One idea is to create more of an incentive for users to introducing Flowx to their friends and acquaintances. This can be done by offering discounts on premium, or even a limited period of free premium as a bonus for a certain amount of recruitment of new users (and potentially dependent on what plan the recruitment sign up for).
I know cellphone carrier companies and electric scoter rental companies that do apply similar models.
I am just about to go into a phase of bug fixing (incl. widgets), stability, speed, polish and growth. This means no major features for a few months. But I will improve existing features in minor ways and maybe add some more data.
Essentially, I’ve spent 7-8 years developing features ahead of growth. So now I focus on growth. The plan is simple:
grow enough to hire help
hire help to grow faster
repeat until Duane can spend time making cool features
I have considered offers to users for sharing. All the subscriptions and payments are handled by Google and they have limited ways to do this. Promo codes are probably the closest to what we need. The other thing is that the privacy on Android is quite good. If a users shares a Flowx link with friends, I cannot see who they shared it with, to how many people, what platform they shared it to or even if they finished the share process. So I would have to create a unique code, they can share and then resolve this code on the new install and grab a promo code. I’m also limited to 400 promo codes per quarter I think. Certainly doable but a bit of work. Because of the limited number of promo codes, I’ll have to identify the high use users since they might have like minded friends.
It’s important to get users that value the data in the app. People that don’t find much value in the data tend to misinterpret the data and complain about accuracy.
That said, I think users that like Flowx are already sharing the app with friends.
I have noticed growth comes from exposure on the wider internet. So I plan to get more Flowx content out there. I’ve nearly finished a movie maker so users can share Flowx videos. More OpenZones. I’m also considering OpenZones for other things like sports events.
Also I need to improve the on-boarding. New users find the learning curve steep.
Just the movie maker. It’s been a tough month or two. We’re also trying to build a house which is a time consuming and disruptive process. But I have been thinking I should take a vacation or not work for a week.
As a new user of the free version I am very impressed. So, naturally I’m curious about the premium versions.
However, the acronyms used to describe the different subsription levels are unknown to me (as far as specifically what benefits, advantages, or resolution are provided in addition to what the free version already shows.
While this is obious to everyone on the developer side or to those that have a background in weather, I don’t have a clue. Also. If this descriptive detail is already provided somewhere on the website I wasn’t smart enough to locate it.

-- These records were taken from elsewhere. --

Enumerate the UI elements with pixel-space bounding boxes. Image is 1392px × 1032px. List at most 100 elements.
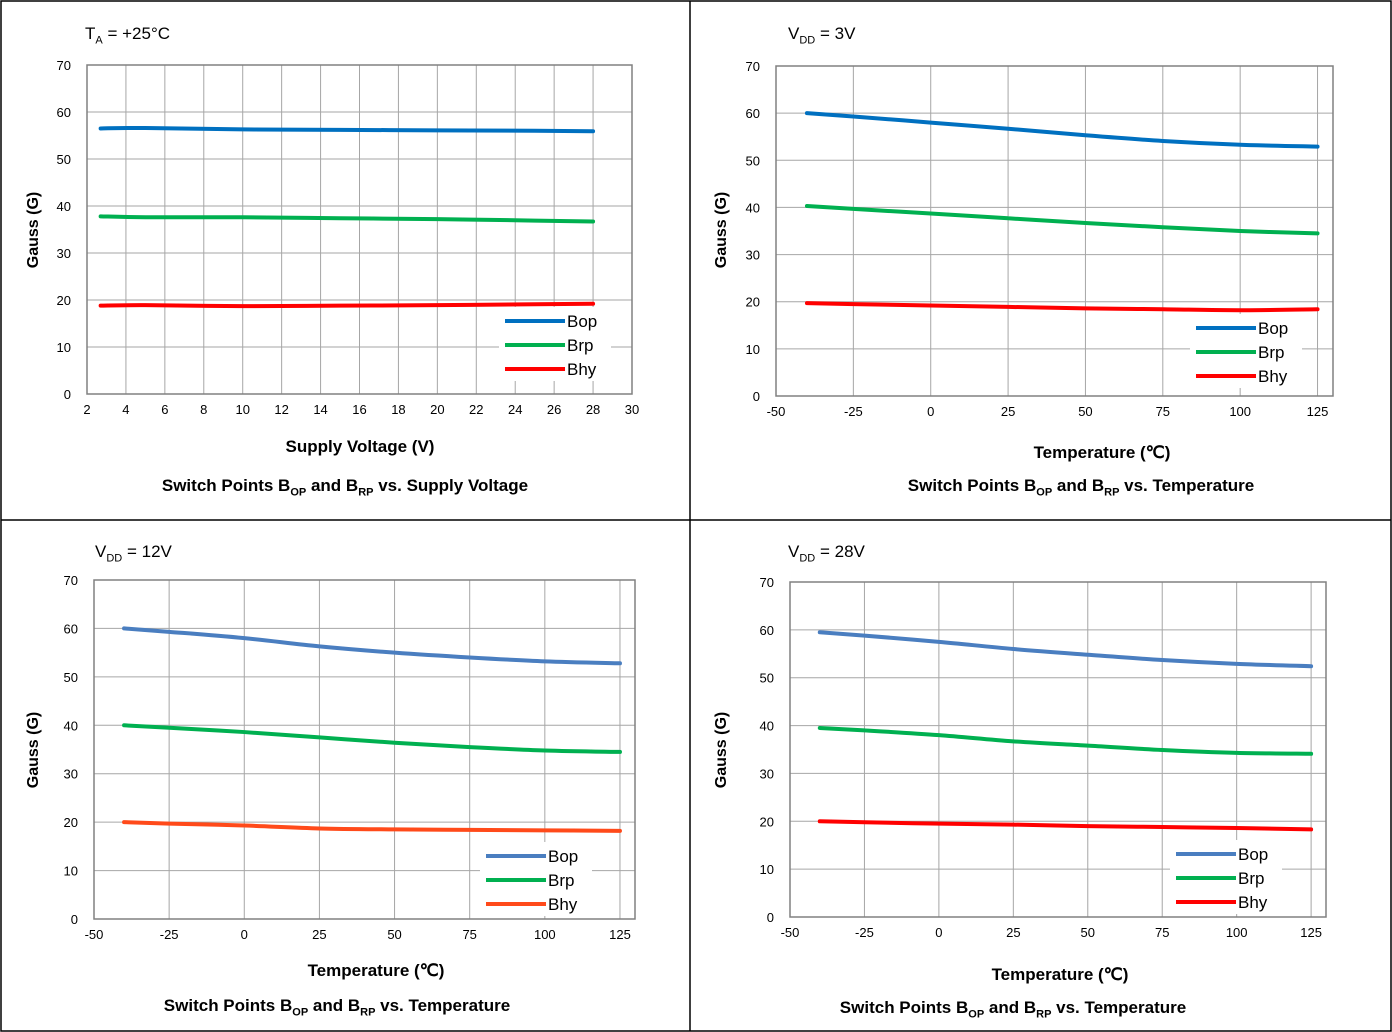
x-tick-label: 75 <box>1155 925 1169 940</box>
y-tick-label: 50 <box>760 671 774 686</box>
y-tick-label: 10 <box>64 864 78 879</box>
x-tick-label: 25 <box>1001 404 1015 419</box>
condition-symbol: V <box>95 542 107 561</box>
chart-svg: -50 -25 0 25 50 75 100 125 0 10 20 30 40 50 60 70 Bop Brp… <box>25 573 636 980</box>
x-tick-label: 50 <box>1078 404 1092 419</box>
y-tick-label: 40 <box>760 719 774 734</box>
legend-label-bop: Bop <box>1258 319 1288 338</box>
x-tick-label: 100 <box>534 927 556 942</box>
x-tick-label: 6 <box>161 402 168 417</box>
x-tick-label: 22 <box>469 402 483 417</box>
condition-value: = 28V <box>815 542 865 561</box>
x-tick-label: 0 <box>927 404 934 419</box>
condition-value: = 12V <box>122 542 172 561</box>
condition-subscript: A <box>95 34 103 47</box>
x-tick-label: 100 <box>1226 925 1248 940</box>
y-tick-label: 60 <box>760 623 774 638</box>
condition-label: VDD = 3V <box>788 24 855 46</box>
y-tick-label: 50 <box>64 670 78 685</box>
x-axis-title: Temperature (℃) <box>1034 443 1171 462</box>
legend-label-bhy: Bhy <box>1238 893 1268 912</box>
chart-caption: Switch Points BOP and BRP vs. Temperatur… <box>839 998 1187 1021</box>
y-tick-label: 30 <box>64 767 78 782</box>
legend-label-brp: Brp <box>567 336 593 355</box>
y-tick-label: 10 <box>760 862 774 877</box>
x-tick-label: 24 <box>508 402 522 417</box>
legend-label-bhy: Bhy <box>548 895 578 914</box>
series-line-brp <box>98 214 596 224</box>
x-tick-label: 20 <box>430 402 444 417</box>
plot-area-border <box>93 579 636 920</box>
x-tick-label: 75 <box>1156 404 1170 419</box>
condition-label: VDD = 28V <box>788 542 865 564</box>
y-tick-label: 70 <box>57 58 71 73</box>
x-tick-label: -25 <box>160 927 179 942</box>
x-tick-label: 2 <box>83 402 90 417</box>
y-tick-label: 40 <box>57 199 71 214</box>
series-line-bhy <box>98 301 596 309</box>
plot-area-border <box>86 64 633 395</box>
x-tick-label: -25 <box>844 404 863 419</box>
condition-subscript: DD <box>106 552 123 565</box>
y-tick-label: 20 <box>57 293 71 308</box>
chart-caption: Switch Points BOP and BRP vs. Supply Vol… <box>161 476 529 499</box>
x-tick-label: -25 <box>855 925 874 940</box>
legend-label-brp: Brp <box>1238 869 1264 888</box>
legend-label-bhy: Bhy <box>1258 367 1288 386</box>
x-tick-label: 10 <box>235 402 249 417</box>
chart-panel-temp-12v: VDD = 12V -50 -25 0 25 50 75 100 125 0 10 20 30 40 50… <box>0 520 690 1032</box>
x-axis-title: Supply Voltage (V) <box>286 437 435 456</box>
y-tick-label: 60 <box>57 105 71 120</box>
chart-panel-supply-voltage: TA = +25°C 2 4 6 8 10 12 14 16 18 20 22 24 26 28 30 0 10… <box>0 0 690 520</box>
x-tick-label: 100 <box>1229 404 1251 419</box>
x-tick-label: 50 <box>387 927 401 942</box>
x-tick-label: 0 <box>935 925 942 940</box>
y-tick-label: 20 <box>746 295 760 310</box>
legend-label-bop: Bop <box>548 847 578 866</box>
y-axis-title: Gauss (G) <box>25 192 42 268</box>
y-tick-label: 30 <box>746 248 760 263</box>
condition-subscript: DD <box>799 552 816 565</box>
x-axis-title: Temperature (℃) <box>992 965 1129 984</box>
x-tick-label: 14 <box>313 402 327 417</box>
y-tick-label: 10 <box>746 342 760 357</box>
series-line-bop <box>817 630 1314 669</box>
series-line-brp <box>122 723 622 754</box>
condition-value: = +25°C <box>102 24 171 43</box>
chart-svg: -50 -25 0 25 50 75 100 125 0 10 20 30 40 50 60 70 Bop Brp… <box>713 59 1334 462</box>
legend-label-brp: Brp <box>548 871 574 890</box>
legend-label-bop: Bop <box>1238 845 1268 864</box>
legend-label-brp: Brp <box>1258 343 1284 362</box>
series-line-bhy <box>804 301 1320 313</box>
plot-area-border <box>789 581 1327 918</box>
y-tick-label: 0 <box>767 910 774 925</box>
y-tick-label: 10 <box>57 340 71 355</box>
x-tick-label: 125 <box>1300 925 1322 940</box>
y-tick-label: 60 <box>746 106 760 121</box>
x-tick-label: 26 <box>547 402 561 417</box>
chart-caption: Switch Points BOP and BRP vs. Temperatur… <box>163 996 511 1019</box>
y-tick-label: 40 <box>746 200 760 215</box>
condition-label: TA = +25°C <box>85 24 170 46</box>
y-tick-label: 0 <box>753 389 760 404</box>
plot-area-border <box>775 65 1334 397</box>
chart-svg: -50 -25 0 25 50 75 100 125 0 10 20 30 40 50 60 70 Bop Brp… <box>713 575 1327 984</box>
condition-label: VDD = 12V <box>95 542 172 564</box>
condition-symbol: V <box>788 542 800 561</box>
x-tick-label: 8 <box>200 402 207 417</box>
y-axis-title: Gauss (G) <box>25 712 42 788</box>
x-tick-label: -50 <box>767 404 786 419</box>
chart-svg: 2 4 6 8 10 12 14 16 18 20 22 24 26 28 3001020304050607… <box>25 58 639 456</box>
series-line-bop <box>98 125 596 134</box>
y-tick-label: 70 <box>760 575 774 590</box>
y-tick-label: 20 <box>64 815 78 830</box>
series-line-bop <box>122 626 622 666</box>
y-axis-title: Gauss (G) <box>713 712 730 788</box>
x-tick-label: 16 <box>352 402 366 417</box>
series-line-bhy <box>122 820 622 833</box>
y-tick-label: 30 <box>760 766 774 781</box>
chart-caption: Switch Points BOP and BRP vs. Temperatur… <box>907 476 1255 499</box>
legend-label-bhy: Bhy <box>567 360 597 379</box>
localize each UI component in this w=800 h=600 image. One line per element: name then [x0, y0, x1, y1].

Maybe adding a link in the premium tab of the free version that leads to more in depth detail of each level (without having to take extra time to dig online) to make someone want, or feel the need, to step up to a paid subscription at that moment of curiosity?
Thanks @George, and welcome to the forum. Thanks for taking the time to join and post some help for me.
Yes, my details are lacking and I do intend to improve these both on the website and in the app. The website does list the differences between the data sources but it doesn’t explain these in term of subscription levels.
We can group new users into two groups, those who are new to this type of weather data and those who know about them, e.g., pilots and weather enthusiasts know what HRRR is.
For the first group, it’s quite a big step to go from a typical weather app with icons representing the weather to the data in Flowx. This requires better education which is what I need to work on. But once you’ve got the hang of it, the weather forecasts can be a very powerful tool.
I have written stuff in the help but it’s not well structured and people don’t tend to read the help. So I’ve thought about other ways, e.g., video tutorials. It’ll be great is Physics in a Minute did some weather videos on how weather forecasting works.
Thank you for taking the time for your reply. It was quite helpful as a reference that I had obviously missed something that was in plain sight. So, I went back to look for “help” link in the app. So simple, yet I was so blind to the easy way to access all the information I was wanting. I had just needed to go back to the menu & scroll down farther.
Previously, I had first located the access to the online forum and then spent time rooting around on the website before signing in & writing my comment. It’s a bit embarrasing to have missed the obvious.
Thanks again for your patience & direction.